Perhaps you feel that you would mess things up by saying something that turns her off.
It could even be the fear that you haven’t done enough with your life, when clearly you have.
This is when you really enter a very difficult and cautious territory.
You are essentially hampering yourself from dating for fear of failure.
You have become the judge and jury on your dating life before there has actually been an outcome.
When you approach dating in this way, you are making a very poignant and egregious mistake.
You can’t do this.
You don’t know how the date will go.
You don’t know how this person is going to react to you.
When you make a prejudgment, you block yourself from any future success in dating.
Is this what you want?
Do you want to set yourself up for failure even before you have gone on an actual date?
If you want to date, this is not the approach you should take.

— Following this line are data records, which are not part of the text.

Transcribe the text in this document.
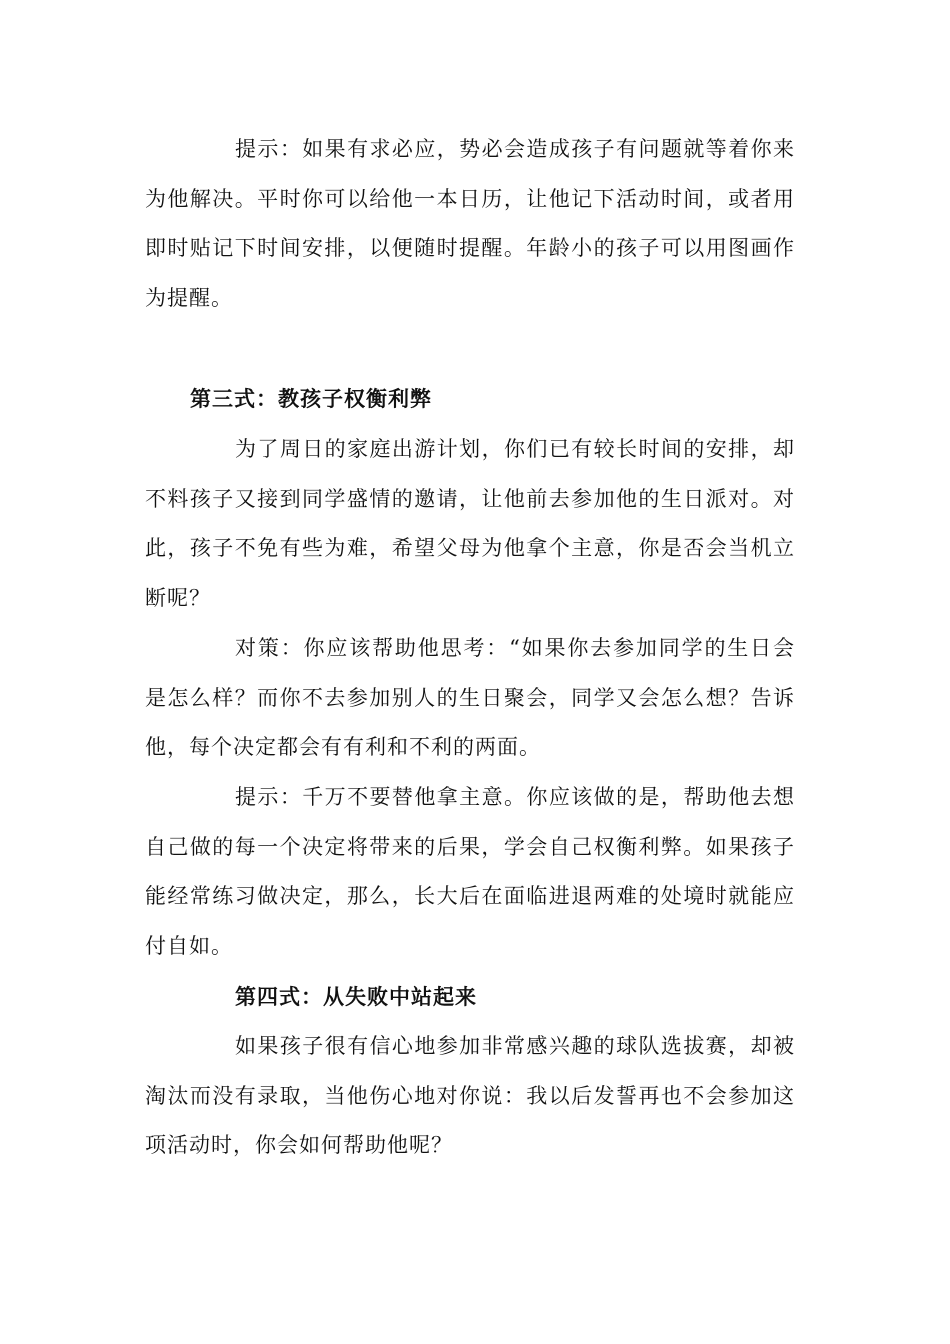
提示：如果有求必应，势必会造成孩子有问题就等着你来为他解决。平时你可以给他一本日历，让他记下活动时间，或者用即时贴记下时间安排，以便随时提醒。年龄小的孩子可以用图画作为提醒。

第三式：教孩子权衡利弊

为了周日的家庭出游计划，你们已有较长时间的安排，却不料孩子又接到同学盛情的邀请，让他前去参加他的生日派对。对此，孩子不免有些为难，希望父母为他拿个主意，你是否会当机立断呢？

对策：你应该帮助他思考：“如果你去参加同学的生日会是怎么样？而你不去参加别人的生日聚会，同学又会怎么想？告诉他，每个决定都会有有利和不利的两面。

提示：千万不要替他拿主意。你应该做的是，帮助他去想自己做的每一个决定将带来的后果，学会自己权衡利弊。如果孩子能经常练习做决定，那么，长大后在面临进退两难的处境时就能应付自如。

第四式：从失败中站起来

如果孩子很有信心地参加非常感兴趣的球队选拔赛，却被淘汰而没有录取，当他伤心地对你说：我以后发誓再也不会参加这项活动时，你会如何帮助他呢？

You are ready to date when you know that you are emotionally ready to take that leap.
If you believe that you don’t have the status required for the date, who’s to say that you don’t?
You have no idea what your dating prospect looks for in a potential partner.
The danger of having all these assumptions of what you must have or be before entertaining the idea of dating someone is that you may end up dating no one.
You get so caught up in all of the requirements that you have actually set for yourself that you forget that your date may honestly have other ideas about what they would look for in a mate.